The Results of the Testimony

 •  4 min. read  •  grade level: 12
Listen from:
The effect of this testimony was felt everywhere. Many earnest Christians in various paces, feeling the dead state of things around them, were led to read these books and to search the scriptures as to whether the new doctrines were in accordance with the word of God. Numbers were convinced of their soundness, left their different denominations, and united with the Brethren. And as it was generally the most spiritual, earnest, and intelligent members who did so, their secession was the more conspicuous, and the more irritating to their ministers. This has been the real source of so many bitter attacks against the Brethren from that day even until now. They were publicly denounced from the pulpit as a most dangerous people, and as holding and teaching the most erroneous doctrines. Pamphlets were also written and widely circulated in which the Brethren are grossly misrepresented. These we have before us, and they speak for themselves. It is quite evident in calmly reading these attacks, that they were written in haste, in anger, and without due information on the subjects which are referred to. Nearly all that we have seen are most incorrect as to mere dates and facts, and even as to persons and authors. What should we think of an historian who attributed the " Babylonish Captivity" by Luther to the pen of Melancthon, or the sermons of John Wesley to George Whitfield? And we have read a lengthy paragraph in one of these attacks, exposing a well-known preacher of the gospel to the ridicule of the truly orthodox, on account of the way he conducted his meetings, supposing him to belong to the Brethren: whereas he is a member of the Church of England, and never even occasionally broke bread with the Brethren.
But all these mistakes are of very little consequence, provided the Brethren are thoroughly abused, and the people prevented from going to hear them. The ministers were alarmed. An interest in the truth had been awakened, which they could not meet: rest of soul was found with Brethren, not because they were better than others, but because the Holy Ghost was owned as working sovereignly in their midst; members dropped off from the old congregations, and Brethren's meetings sprang up in their immediate neighborhood.

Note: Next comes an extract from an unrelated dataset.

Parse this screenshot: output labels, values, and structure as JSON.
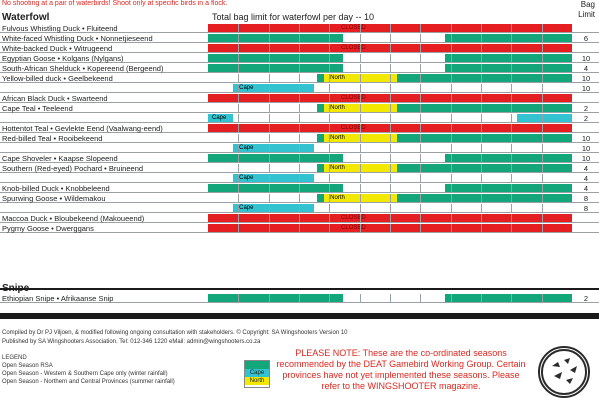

To all who are in any measure acquainted with the Brethren, such pamphlets and books, and similar articles in magazines, have no weight whatever. To designate a respectable community of Christians living amongst us by the most unseemly names-such as we should be ashamed to repeat here-to heap upon them unmeasured abuse, and to denounce them as the worst of heretics, can have no moral weight with any unprejudiced mind, and generally defeats its own object by awakening a spirit of inquiry and increasing the number of seceders. And we know that all such unworthy efforts to arrest inquiry have utterly failed, from the steady and marvelous increase of Brethren in nearly all parts of the world. The work is of God and vain is man's puny arm stretched out against it. It is His own special testimony in these last and evil days notwithstanding the failure of those who carry it; and we deeply grieve for Christians who speak against it, knowing certainly thereby that they do not understand it, and are not in the enjoyment of it.
But amongst the many assailants of Brethren during the last thirty years, there have no doubt been some who were honest in their convictions and earnestly contended for what they believed to be the truth of God. We refer to those who have disputed with Brethren on such subjects as an ordained ministry, on what is the church, on the Holy Ghost in the assembly as distinct from being in the individual Christian; whether there is a first and a second resurrection with a judgment of the quick and the dead, or only one general resurrection and one general judgment; whether as Christians we are under the law as a rule of life; the nature and object of the law; and the difference between the righteousness of the law and the righteousness of God. On all these subjects the Brethren have met their opponents in the most fair and scriptural way. And no one can read their writings with a desire to know the mind of God without being deeply edified.